Analis: gerakan ibu-ibu itu bisa menunjukkan adanya kesadaran politik perempuan atau sebaliknya, mereka hanya digunakan sebagai alat politik.
Zahara Tiba
2018.09.21
Jakarta
180920_ID_Ibu_1000.jpg Sejumlah perempuan yang mengatasnamakan Melati Putih Indonesia (MPI) menghadiri deklarasi pemenangan Prabowo Subianto-Sandiaga Uno di Jakarta, 14 September 2018.
Tyaga Anandra/BeritaBenar

Dalam kantor di sudut perempatan jalan Bilangan Melawai, Jakarta Selatan, sekitar 30 perempuan berjilbab merah muda atau ungu, berkumpul. Mereka mengenakan pakaian seperti disarankan Wulan (43).

Ketua Umum kelompok yang mereka namakan Partai Emak-Emak Pendukung Prabowo-Sandi (Pepes) itu menyapa para perempuan dengan hangat.

Sore itu, Rabu, 19 September 2018, mereka berkumpul untuk mendeklarasi dukungan kepada pasangan calon presiden-wakil presiden Prabowo Subianto-Sandiaga Uno, yang akan bertarung pada Pemilihan Presiden (Pilpres) 2019.

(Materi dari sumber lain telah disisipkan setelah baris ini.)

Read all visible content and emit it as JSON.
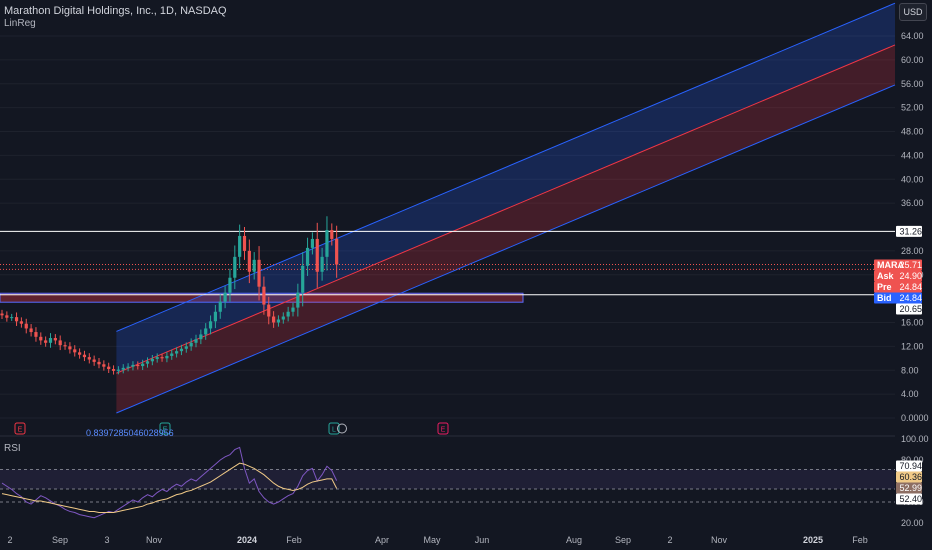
{
  "header": {
    "title": "Marathon Digital Holdings, Inc., 1D, NASDAQ",
    "indicator": "LinReg",
    "currency": "USD"
  },
  "rsi_panel": {
    "label": "RSI"
  },
  "regression_value": "0.8397285046028956",
  "colors": {
    "background": "#131722",
    "up": "#26a69a",
    "down": "#ef5350",
    "channel_upper": "#2962ff",
    "channel_lower": "#f23645",
    "rsi_line": "#7e57c2",
    "rsi_ma": "#f0c987"
  },
  "price_tags": [
    {
      "label": "",
      "value": "31.26",
      "style": "white"
    },
    {
      "label": "MARA",
      "value": "25.71",
      "style": "red"
    },
    {
      "label": "Ask",
      "value": "24.90",
      "style": "red"
    },
    {
      "label": "Pre",
      "value": "24.84",
      "style": "red"
    },
    {
      "label": "Bid",
      "value": "24.84",
      "style": "blue"
    },
    {
      "label": "",
      "value": "20.65",
      "style": "white"
    }
  ],
  "rsi_tags": [
    {
      "value": "70.94",
      "style": "white"
    },
    {
      "value": "60.36",
      "style": "tan"
    },
    {
      "value": "52.99",
      "style": "darktan"
    },
    {
      "value": "52.40",
      "style": "white"
    }
  ],
  "events": [
    {
      "icon": "E",
      "kind": "earnings"
    },
    {
      "icon": "E",
      "kind": "earnings"
    },
    {
      "icon": "L",
      "kind": "earnings"
    },
    {
      "icon": "E",
      "kind": "earnings"
    }
  ],
  "chart_data": [
    {
      "type": "candlestick",
      "title": "Marathon Digital Holdings, Inc., 1D, NASDAQ",
      "y_ticks": [
        "64.00",
        "60.00",
        "56.00",
        "52.00",
        "48.00",
        "44.00",
        "40.00",
        "36.00",
        "28.00",
        "24.00",
        "16.00",
        "12.00",
        "8.00",
        "4.00",
        "0.0000"
      ],
      "x_ticks": [
        "2",
        "Sep",
        "3",
        "Nov",
        "2024",
        "Feb",
        "Apr",
        "May",
        "Jun",
        "Aug",
        "Sep",
        "2",
        "Nov",
        "2025",
        "Feb"
      ],
      "ylim": [
        0,
        66
      ],
      "close_series": [
        17.2,
        16.8,
        16.9,
        16.2,
        15.8,
        15.0,
        14.4,
        13.6,
        13.0,
        12.6,
        13.4,
        13.0,
        12.2,
        12.0,
        11.5,
        11.0,
        10.6,
        10.2,
        9.8,
        9.4,
        9.0,
        8.6,
        8.2,
        7.9,
        8.1,
        8.4,
        8.6,
        8.9,
        8.7,
        9.1,
        9.5,
        9.9,
        10.2,
        10.0,
        10.4,
        10.8,
        11.2,
        11.6,
        12.0,
        12.6,
        13.2,
        14.0,
        15.0,
        16.2,
        17.8,
        19.5,
        21.0,
        23.5,
        27.0,
        30.5,
        28.0,
        24.5,
        26.5,
        22.0,
        19.0,
        17.0,
        16.0,
        16.5,
        17.0,
        17.8,
        18.5,
        21.0,
        25.5,
        28.5,
        30.0,
        24.5,
        27.0,
        31.5,
        30.0,
        25.71
      ],
      "horizontal_lines": [
        31.26,
        20.65
      ],
      "supply_zone": [
        19.4,
        20.9
      ],
      "regression_channel": {
        "x_start_index": 24,
        "upper_start": 14.5,
        "upper_end": 69.5,
        "mid_start": 7.5,
        "mid_end": 62.5,
        "lower_start": 0.84,
        "lower_end": 55.8
      }
    },
    {
      "type": "line",
      "title": "RSI",
      "y_ticks": [
        "100.00",
        "80.00",
        "40.00",
        "20.00"
      ],
      "ylim": [
        20,
        100
      ],
      "bands": [
        70.94,
        52.4
      ],
      "rsi_values": [
        58,
        55,
        52,
        48,
        45,
        40,
        38,
        42,
        46,
        44,
        41,
        38,
        36,
        33,
        31,
        30,
        28,
        27,
        26,
        25,
        27,
        29,
        31,
        30,
        33,
        36,
        39,
        42,
        40,
        44,
        47,
        45,
        49,
        52,
        50,
        54,
        57,
        55,
        59,
        62,
        60,
        64,
        68,
        72,
        76,
        80,
        83,
        85,
        90,
        92,
        72,
        58,
        62,
        50,
        44,
        40,
        38,
        40,
        43,
        46,
        48,
        55,
        65,
        70,
        72,
        60,
        66,
        74,
        70,
        60.36
      ],
      "rsi_ma": [
        48,
        47,
        46,
        45,
        44,
        43,
        42,
        41,
        41,
        40,
        39,
        38,
        37,
        36,
        35,
        34,
        33,
        32,
        31,
        31,
        30,
        30,
        30,
        30,
        31,
        32,
        33,
        34,
        35,
        36,
        38,
        39,
        41,
        42,
        43,
        45,
        47,
        48,
        50,
        51,
        53,
        55,
        57,
        59,
        62,
        65,
        68,
        71,
        74,
        77,
        76,
        74,
        72,
        69,
        66,
        62,
        58,
        55,
        53,
        52,
        51,
        52,
        54,
        57,
        59,
        60,
        61,
        62,
        62,
        52.99
      ]
    }
  ]
}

Wulan yang terkenal setelah lantang menyuarakan dukungan Prabowo-Sandi di akun media sosialnya mengaku harus bergerilya, tanpa sepengetahuan rekan-rekan sekantor di sebuah perusahaan multinasional.

"Orang kantor gue rata-rata pendukung Jokowi," ujarnya kepada BeritaBenar, merujuk pada Presiden Joko “Jokowi” Widodo calon petahana yang akan bertarung untuk periode kedua dalam Pilpres 2019. Jokowi berpasangan dengan Ma’ruf Amin.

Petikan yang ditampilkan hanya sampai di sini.